If you live near a field and you have ever wondered if you have the right to pick the cherries or other products found there: the answer is yes, if the harvest has already taken place. Indeed, this action called “gleaning” consists of picking up in the fields all the products that have not been harvested or harvested. According to Le Réveil du Midi, this practice is completely legal and dates back almost 500 years! In 1554, a royal decree authorized poor, elderly or crippled people as well as children to pick up fruit and vegetables left aside by farmers.

Today, this law is governed by article 520 of the civil code which stipulates that standing crops are immovable property, and fruits or fallen remains are movable property. No doubt, therefore: you can indeed pick up cherries from neighboring life annuities.

Be careful, however, to respect the rules of gleaning…

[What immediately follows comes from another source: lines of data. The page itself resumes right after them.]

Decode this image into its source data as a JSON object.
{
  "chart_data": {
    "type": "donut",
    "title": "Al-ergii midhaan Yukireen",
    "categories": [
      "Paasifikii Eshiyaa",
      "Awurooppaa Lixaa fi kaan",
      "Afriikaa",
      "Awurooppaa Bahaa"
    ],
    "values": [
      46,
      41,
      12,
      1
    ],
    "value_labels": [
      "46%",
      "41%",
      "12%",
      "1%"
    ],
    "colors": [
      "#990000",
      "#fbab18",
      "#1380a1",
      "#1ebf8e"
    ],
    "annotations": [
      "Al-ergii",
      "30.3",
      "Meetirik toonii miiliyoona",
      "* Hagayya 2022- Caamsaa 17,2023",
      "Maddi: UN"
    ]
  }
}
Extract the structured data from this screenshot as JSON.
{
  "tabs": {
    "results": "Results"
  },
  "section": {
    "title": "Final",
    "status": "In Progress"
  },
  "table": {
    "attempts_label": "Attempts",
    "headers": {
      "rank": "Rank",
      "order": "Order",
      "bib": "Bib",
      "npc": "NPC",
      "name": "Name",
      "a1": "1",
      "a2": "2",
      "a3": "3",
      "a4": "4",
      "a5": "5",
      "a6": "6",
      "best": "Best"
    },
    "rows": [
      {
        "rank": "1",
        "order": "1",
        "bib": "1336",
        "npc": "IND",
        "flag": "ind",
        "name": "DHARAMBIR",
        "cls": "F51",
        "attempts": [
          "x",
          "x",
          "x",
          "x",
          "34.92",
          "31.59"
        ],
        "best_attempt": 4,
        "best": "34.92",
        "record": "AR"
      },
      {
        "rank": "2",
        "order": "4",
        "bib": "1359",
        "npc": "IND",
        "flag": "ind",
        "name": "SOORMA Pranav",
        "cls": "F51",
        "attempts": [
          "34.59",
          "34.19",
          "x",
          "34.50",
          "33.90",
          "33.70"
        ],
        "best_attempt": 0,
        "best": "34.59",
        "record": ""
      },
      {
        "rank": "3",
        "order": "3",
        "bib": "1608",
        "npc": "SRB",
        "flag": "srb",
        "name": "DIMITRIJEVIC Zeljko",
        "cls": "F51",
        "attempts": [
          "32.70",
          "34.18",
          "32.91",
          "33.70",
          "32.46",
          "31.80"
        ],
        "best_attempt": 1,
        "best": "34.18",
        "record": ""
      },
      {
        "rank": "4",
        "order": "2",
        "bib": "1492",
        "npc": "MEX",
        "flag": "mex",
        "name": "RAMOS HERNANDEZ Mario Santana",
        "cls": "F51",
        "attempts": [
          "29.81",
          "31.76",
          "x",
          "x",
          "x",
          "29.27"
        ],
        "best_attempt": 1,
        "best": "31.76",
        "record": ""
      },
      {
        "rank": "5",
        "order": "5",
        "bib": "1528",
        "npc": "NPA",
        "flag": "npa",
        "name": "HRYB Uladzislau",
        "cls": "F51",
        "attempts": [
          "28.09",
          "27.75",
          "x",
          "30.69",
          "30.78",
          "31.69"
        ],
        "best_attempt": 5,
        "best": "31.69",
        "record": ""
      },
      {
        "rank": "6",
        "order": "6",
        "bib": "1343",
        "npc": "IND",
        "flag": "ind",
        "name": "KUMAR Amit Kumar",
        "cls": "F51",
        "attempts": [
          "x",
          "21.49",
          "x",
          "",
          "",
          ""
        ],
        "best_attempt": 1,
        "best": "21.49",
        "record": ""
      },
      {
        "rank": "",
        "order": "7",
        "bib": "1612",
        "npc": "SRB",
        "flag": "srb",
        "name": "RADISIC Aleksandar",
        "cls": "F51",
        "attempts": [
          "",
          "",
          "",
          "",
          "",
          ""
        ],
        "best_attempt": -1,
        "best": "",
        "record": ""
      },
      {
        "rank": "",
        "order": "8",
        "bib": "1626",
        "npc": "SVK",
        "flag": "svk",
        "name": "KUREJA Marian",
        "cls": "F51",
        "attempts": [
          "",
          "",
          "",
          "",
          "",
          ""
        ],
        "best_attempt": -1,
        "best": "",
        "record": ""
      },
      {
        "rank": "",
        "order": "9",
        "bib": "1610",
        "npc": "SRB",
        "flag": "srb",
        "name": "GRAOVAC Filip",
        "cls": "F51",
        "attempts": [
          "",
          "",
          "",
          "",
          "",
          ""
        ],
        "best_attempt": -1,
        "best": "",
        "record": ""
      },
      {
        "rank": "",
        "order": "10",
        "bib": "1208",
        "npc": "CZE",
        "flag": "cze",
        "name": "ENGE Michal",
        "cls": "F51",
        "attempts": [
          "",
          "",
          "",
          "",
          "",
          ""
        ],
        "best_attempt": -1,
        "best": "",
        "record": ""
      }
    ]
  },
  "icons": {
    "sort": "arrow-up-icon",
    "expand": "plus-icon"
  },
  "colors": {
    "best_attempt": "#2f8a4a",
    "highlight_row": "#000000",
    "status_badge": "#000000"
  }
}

However, picking cherries in the fields is a right that is subject to six rules, which must be respected. So first of all, make sure that:

To make things easier for you, the France Nature Environnement association advises you to contact the owner of the field where you wish to glean, in order to negotiate a charter. It will give you additional rights, such as the use of tools.

Not only legal, the practice of gleaning is widely encouraged, in particular by France Nature Environnement, to fight against food waste. According to Le Figaro, the French throw away an average of 29 kilos of food per year. The objective of France Nature Environnement is therefore to denounce food waste by bringing back to the fore the ancestral practice of gleaning.

The association recalls in particular that gleaning is not just an individual action intended to satisfy one’s food needs, but can be put at the service of the most needy. Thus, gleaning becomes a “social, educational and militant” action.